AG Schöneberg – Az.: 4 C 6/11 – Urteil vom 28.06.2011

1. Die Klage wird abgewiesen.

2. Die Kosten des Rechtsstreits hat die Klägerin zu tragen.

3. Das Urteil ist vorläufig vollstreckbar.

Tatbestand

Die Klägerin ist ein Gasversorgungsunternehmen. Der Beklagte schloss mit der Klägerin zum 11. Oktober 2002 einen Vertrag über die Belieferung mit Gas zum Tarif G. Aktiv. Gemäß § 1 Ziff. 2. der damals geltenden AGB der Klägerin sollten die Vorschriften der AVB GasV für Kunden u.a. mit dem Preisangebot G. Aktiv ergänzend gelten.

Die Klägerin nahm in der Folgezeit verschiedene Erhöhungen und Senkungen des Grund- und des Arbeitspreises vor. Der Beklagte widersprach der Erhöhung der Preise im Oktober 2005 und teilte mit Schreiben vom 21. Oktober 2006 mit, dass seine Abschlagszahlungen auf der Grundlage des vor der Erhöhung im Oktober 2005 geltenden Preises geleistet würden.

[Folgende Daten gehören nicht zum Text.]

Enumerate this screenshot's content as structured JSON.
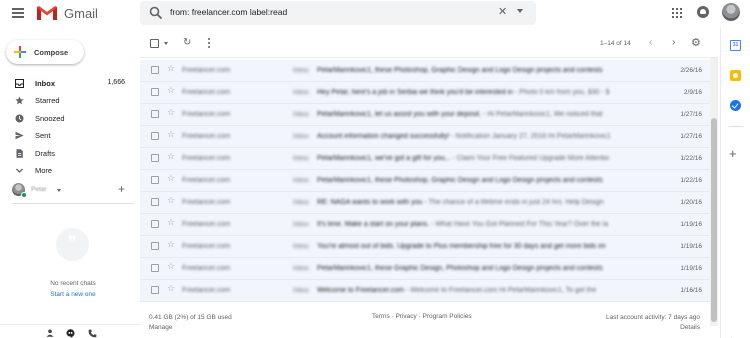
{
  "header": {
    "logo_text": "Gmail",
    "search_query": "from: freelancer.com label:read",
    "icons": [
      "menu-icon",
      "gmail-logo-icon",
      "search-icon",
      "clear-search-icon",
      "search-options-icon",
      "apps-icon",
      "notifications-icon",
      "account-avatar"
    ]
  },
  "sidebar": {
    "compose_label": "Compose",
    "items": [
      {
        "label": "Inbox",
        "count": "1,666",
        "icon": "inbox-icon",
        "active": true
      },
      {
        "label": "Starred",
        "count": "",
        "icon": "star-icon"
      },
      {
        "label": "Snoozed",
        "count": "",
        "icon": "clock-icon"
      },
      {
        "label": "Sent",
        "count": "",
        "icon": "send-icon"
      },
      {
        "label": "Drafts",
        "count": "",
        "icon": "draft-icon"
      },
      {
        "label": "More",
        "count": "",
        "icon": "chevron-down-icon"
      }
    ],
    "hangouts": {
      "user_name": "Petar",
      "no_chats_text": "No recent chats",
      "new_chat_link": "Start a new one"
    }
  },
  "toolbar": {
    "page_count": "1–14 of 14"
  },
  "emails": [
    {
      "sender": "Freelancer.com",
      "tag": "Inbox",
      "subject": "PetarMarinkovic1, these Photoshop, Graphic Design and Logo Design projects and contests",
      "snippet": "",
      "date": "2/26/16"
    },
    {
      "sender": "Freelancer.com",
      "tag": "Inbox",
      "subject": "Hey Petar, here's a job in Serbia we think you'd be interested in",
      "snippet": " - Photo 0 km from you, $30 - $",
      "date": "2/9/16"
    },
    {
      "sender": "Freelancer.com",
      "tag": "Inbox",
      "subject": "PetarMarinkovic1, let us assist you with your deposit.",
      "snippet": " - Hi PetarMarinkovic1, We noticed that",
      "date": "1/27/16"
    },
    {
      "sender": "Freelancer.com",
      "tag": "Inbox",
      "subject": "Account information changed successfully!",
      "snippet": " - Notification January 27, 2016 Hi PetarMarinkovic1",
      "date": "1/27/16"
    },
    {
      "sender": "Freelancer.com",
      "tag": "Inbox",
      "subject": "PetarMarinkovic1, we've got a gift for you...",
      "snippet": " - Claim Your Free Featured Upgrade More Attentio",
      "date": "1/22/16"
    },
    {
      "sender": "Freelancer.com",
      "tag": "Inbox",
      "subject": "PetarMarinkovic1, these Photoshop, Graphic Design and Logo Design projects and contests",
      "snippet": "",
      "date": "1/22/16"
    },
    {
      "sender": "Freelancer.com",
      "tag": "Inbox",
      "subject": "RE: NAGA wants to work with you",
      "snippet": " - The chance of a lifetime ends in just 24 hrs. Help Design",
      "date": "1/20/16"
    },
    {
      "sender": "Freelancer.com",
      "tag": "Inbox",
      "subject": "It's time. Make a start on your plans.",
      "snippet": " - What Have You Got Planned For This Year? Over the la",
      "date": "1/19/16"
    },
    {
      "sender": "Freelancer.com",
      "tag": "Inbox",
      "subject": "You're almost out of bids. Upgrade to Plus membership free for 30 days and get more bids im",
      "snippet": "",
      "date": "1/19/16"
    },
    {
      "sender": "Freelancer.com",
      "tag": "Inbox",
      "subject": "PetarMarinkovic1, these Graphic Design, Photoshop and Logo Design projects and contests",
      "snippet": "",
      "date": "1/19/16"
    },
    {
      "sender": "Freelancer.com",
      "tag": "Inbox",
      "subject": "Welcome to Freelancer.com",
      "snippet": " - Welcome to Freelancer.com Hi PetarMarinkovic1, To get the",
      "date": "1/16/16"
    }
  ],
  "footer": {
    "storage": "0.41 GB (2%) of 15 GB used",
    "manage": "Manage",
    "links": "Terms · Privacy · Program Policies",
    "activity": "Last account activity: 7 days ago",
    "details": "Details"
  },
  "colors": {
    "row_background": "#f2f6fc",
    "link_blue": "#1a73e8",
    "online_green": "#0f9d58"
  }
}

Nach Inkrafttreten der Gasgrundversorgungsverordnung (GasGVV) vom 26. Oktober 2006 wandte sich die Klägerin mit Schreiben vom 15. Februar 2007 an den Beklagten und kündigte an, zum 01. April 2007 die Erdgaspreise für Haushaltskunden um 0,30 Cent/kWh zu senken. Gleichzeitig teilte sie mit, dass sie auf Grund der Änderung der rechtlichen Rahmenbedingungen den laufenden Vertrag des Beklagten an die neue GasGVV und die darauf aufbauenden ergänzenden Bedingungen angepasst habe. Sie fügte die ab 01. April 2007 geltenden Besonderen Geschäftsbedingungen bei, die unter Ziff. 4. Folgendes vorsahen:

„4. Änderung der Preise und Bedingungen

Die G. ist berechtigt, diese Besonderen Geschäftsbedingungen zu ändern. Des Weiteren ist G. berechtigt und verpflichtet, die Preise nach folgender Maßgabe anzupassen (abzusenken oder zu erhöhen):

Ändern sich die Arbeitspreise für das Produkt G.-Komfort, so verändern sich die Arbeitspreise für die Produkte G.-Aktiv bzw. G.-Profi um denselben Betrag in Cent je kWh wie der Arbeitspreis der Produktstufe des G.-Komfort für einen Verbrauch ab 96.001 kWh/Jahr.

Ändern sich die Grundpreise für das Produkt G.-Komfort, so verändern sich die Grundpreise für die Produkte G.-Aktiv bzw. G.-Profi um denselben Betrag in € pro Monat wie der Grundpreis der Produktstufe des G.-Komfort für einen Verbrauch ab 96.001 kWh/Jahr.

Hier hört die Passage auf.